L’Istituto Bruno Leoni, think tank liberista, ha elaborato un’ipotesi di riforma fiscale basata sulla flat tax, un’aliquota unica (ipotizzata al 25%), applicata per Irpef, Ires, Iva, imposta sostitutiva sui redditi di attività finanziarie. Si tratta di un tentativo organico di drastica semplificazione e ristrutturazione del fisco italiano, reso inefficace ed inefficiente da una irrazionale proliferazione di tributi ed agevolazioni che erodono le basi imponibili.
La proposta è centrata su una deduzione di base di 7mila euro annui per un single e l’introduzione della tassazione su base familiare, mediante scale di equivalenza che riproducono il quoziente familiare. Innovazione positiva per non disincentivare l’offerta di lavoro del coniuge che ha redditi inferiori, di solito la donna.

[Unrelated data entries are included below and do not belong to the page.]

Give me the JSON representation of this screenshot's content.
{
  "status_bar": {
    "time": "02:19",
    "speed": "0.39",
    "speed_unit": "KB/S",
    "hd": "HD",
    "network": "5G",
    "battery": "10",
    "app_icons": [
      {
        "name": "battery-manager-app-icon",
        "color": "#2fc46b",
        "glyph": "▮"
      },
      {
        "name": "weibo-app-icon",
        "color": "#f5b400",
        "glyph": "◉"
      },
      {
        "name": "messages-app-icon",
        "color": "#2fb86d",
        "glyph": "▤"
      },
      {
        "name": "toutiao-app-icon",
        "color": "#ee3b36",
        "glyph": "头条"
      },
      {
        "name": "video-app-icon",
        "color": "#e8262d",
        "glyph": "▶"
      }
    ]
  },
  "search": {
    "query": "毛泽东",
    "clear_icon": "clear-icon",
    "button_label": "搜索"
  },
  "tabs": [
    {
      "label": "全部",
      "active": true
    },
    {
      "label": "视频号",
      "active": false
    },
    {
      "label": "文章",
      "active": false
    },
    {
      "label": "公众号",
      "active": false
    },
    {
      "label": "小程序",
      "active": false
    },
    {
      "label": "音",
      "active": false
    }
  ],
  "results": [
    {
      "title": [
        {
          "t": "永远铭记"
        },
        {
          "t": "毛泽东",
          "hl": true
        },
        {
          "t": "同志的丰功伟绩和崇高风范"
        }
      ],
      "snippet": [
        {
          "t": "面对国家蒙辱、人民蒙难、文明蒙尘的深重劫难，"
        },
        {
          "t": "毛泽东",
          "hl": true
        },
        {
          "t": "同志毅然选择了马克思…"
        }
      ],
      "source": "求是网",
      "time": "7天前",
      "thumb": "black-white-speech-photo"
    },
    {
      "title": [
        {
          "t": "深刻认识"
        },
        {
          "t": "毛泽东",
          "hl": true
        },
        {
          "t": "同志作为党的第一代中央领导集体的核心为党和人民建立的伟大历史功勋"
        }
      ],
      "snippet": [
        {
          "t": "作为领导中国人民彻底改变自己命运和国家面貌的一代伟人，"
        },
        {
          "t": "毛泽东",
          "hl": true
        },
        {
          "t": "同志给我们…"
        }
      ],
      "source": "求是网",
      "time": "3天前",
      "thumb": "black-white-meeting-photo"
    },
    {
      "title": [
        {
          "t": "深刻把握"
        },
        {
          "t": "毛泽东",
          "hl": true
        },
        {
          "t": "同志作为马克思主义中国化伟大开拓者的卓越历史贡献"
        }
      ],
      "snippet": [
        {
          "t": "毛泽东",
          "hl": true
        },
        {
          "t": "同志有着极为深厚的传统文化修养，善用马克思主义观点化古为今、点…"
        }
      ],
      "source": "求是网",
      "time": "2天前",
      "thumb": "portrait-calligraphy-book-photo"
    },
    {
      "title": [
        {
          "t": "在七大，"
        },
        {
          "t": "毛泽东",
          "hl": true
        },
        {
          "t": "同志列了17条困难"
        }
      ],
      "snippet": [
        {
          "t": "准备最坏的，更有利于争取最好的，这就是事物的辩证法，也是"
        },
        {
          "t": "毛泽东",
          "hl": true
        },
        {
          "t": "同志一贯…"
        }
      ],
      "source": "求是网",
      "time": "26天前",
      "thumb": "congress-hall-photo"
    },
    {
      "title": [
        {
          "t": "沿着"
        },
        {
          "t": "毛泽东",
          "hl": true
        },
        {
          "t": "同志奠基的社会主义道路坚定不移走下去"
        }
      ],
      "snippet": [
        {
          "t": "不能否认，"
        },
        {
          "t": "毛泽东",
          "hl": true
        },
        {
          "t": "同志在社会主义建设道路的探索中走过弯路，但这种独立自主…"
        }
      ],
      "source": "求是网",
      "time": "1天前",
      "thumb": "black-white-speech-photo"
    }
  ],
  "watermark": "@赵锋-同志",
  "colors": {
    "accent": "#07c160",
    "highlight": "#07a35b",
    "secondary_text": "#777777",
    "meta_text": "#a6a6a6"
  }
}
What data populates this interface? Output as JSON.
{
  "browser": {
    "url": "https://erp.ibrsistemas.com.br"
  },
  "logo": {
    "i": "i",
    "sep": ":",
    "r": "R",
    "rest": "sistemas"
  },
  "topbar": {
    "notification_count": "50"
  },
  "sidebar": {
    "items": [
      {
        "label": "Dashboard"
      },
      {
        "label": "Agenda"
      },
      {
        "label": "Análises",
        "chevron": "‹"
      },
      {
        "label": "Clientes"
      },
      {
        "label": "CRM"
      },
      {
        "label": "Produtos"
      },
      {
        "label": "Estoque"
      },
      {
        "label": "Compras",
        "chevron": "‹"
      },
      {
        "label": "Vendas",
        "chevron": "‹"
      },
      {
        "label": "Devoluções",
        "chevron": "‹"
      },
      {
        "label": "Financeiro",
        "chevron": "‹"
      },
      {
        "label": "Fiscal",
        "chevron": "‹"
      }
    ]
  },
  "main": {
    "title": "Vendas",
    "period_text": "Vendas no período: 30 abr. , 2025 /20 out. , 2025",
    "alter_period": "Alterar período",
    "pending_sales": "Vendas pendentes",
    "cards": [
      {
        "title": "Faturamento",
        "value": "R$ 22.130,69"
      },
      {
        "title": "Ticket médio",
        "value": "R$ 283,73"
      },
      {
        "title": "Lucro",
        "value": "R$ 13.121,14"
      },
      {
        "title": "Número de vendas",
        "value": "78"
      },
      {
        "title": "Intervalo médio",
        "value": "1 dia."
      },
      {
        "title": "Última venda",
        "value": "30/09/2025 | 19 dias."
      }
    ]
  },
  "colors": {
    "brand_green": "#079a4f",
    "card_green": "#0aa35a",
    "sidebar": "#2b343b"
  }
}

Prevista anche una sorta di imposta negativa sul reddito, mediante trasferimento monetario, che affronta il nodo degli incapienti ed agisce sul welfare come “minimo vitale”. La previsione costituzionale di progressività del sistema tributario verrebbe rispettata attraverso il décalage delle deduzioni, che si azzererebbero per redditi superiori a 5 volte la deduzione base, rettificata per i componenti del nucleo familiare.
Prevista la scomparsa di Irap, Imu e di tutta una serie di tributi locali, sostituiti da una imposta comunale per i servizi urbani non dipendente da elementi di tassazione patrimoniale o reddituale ma da qualità di fornitura ed intensità di fruizione dei servizi offerti. Più problematica l’idea di offrire la possibilità di uscire dal sistema sanitario nazionale per i soggetti a maggior reddito, sottoscrivendo una polizza che riproduca l’offerta pubblica: se un soggetto (anche ricco) ha patologie preesistenti, il mercato assicurativo sanitario fallisce e nessuno gli offrirà polizze, a nessun prezzo.
La riforma prevede ovviamente l’eliminazione di pressoché tutte le deduzioni e detrazioni, eccetto quelle in essere all’entrata in vigore della riforma, come le ristrutturazioni e (verosimilmente) i mutui prima casa. Questo è l’aspetto più delicato: ogni misura di questo tipo provoca effetti distributivi, dove cioè qualcuno starà peggio, perdendo precedenti agevolazioni, e questo causerà fortissime resistenze, che troveranno immediata rappresentanza politica. Il rischio è quello di salvare la maggior parte delle agevolazioni, il che richiederebbe aliquote di equilibrio ben superiori al 25% suggerito.
La riforma, secondo i proponenti, causerebbe un deficit immediato di circa 30 miliardi, 2% del Pil, da colmare con revisione di spesa o più verosimilmente con riduzione del perimetro pubblico. Difficile pensare che una proposta del genere possa mai realizzarsi, ma ha certamente il merito di porre con forza e razionalità l’esigenza di rivedere tutto il sistema tributario ed in particolare l’Irpef, ormai svuotata dalle innumerevoli cedolari secche e divenuta punitiva per i soggetti a reddito medio-basso, oltre che un pesante disincentivo all’offerta di lavoro.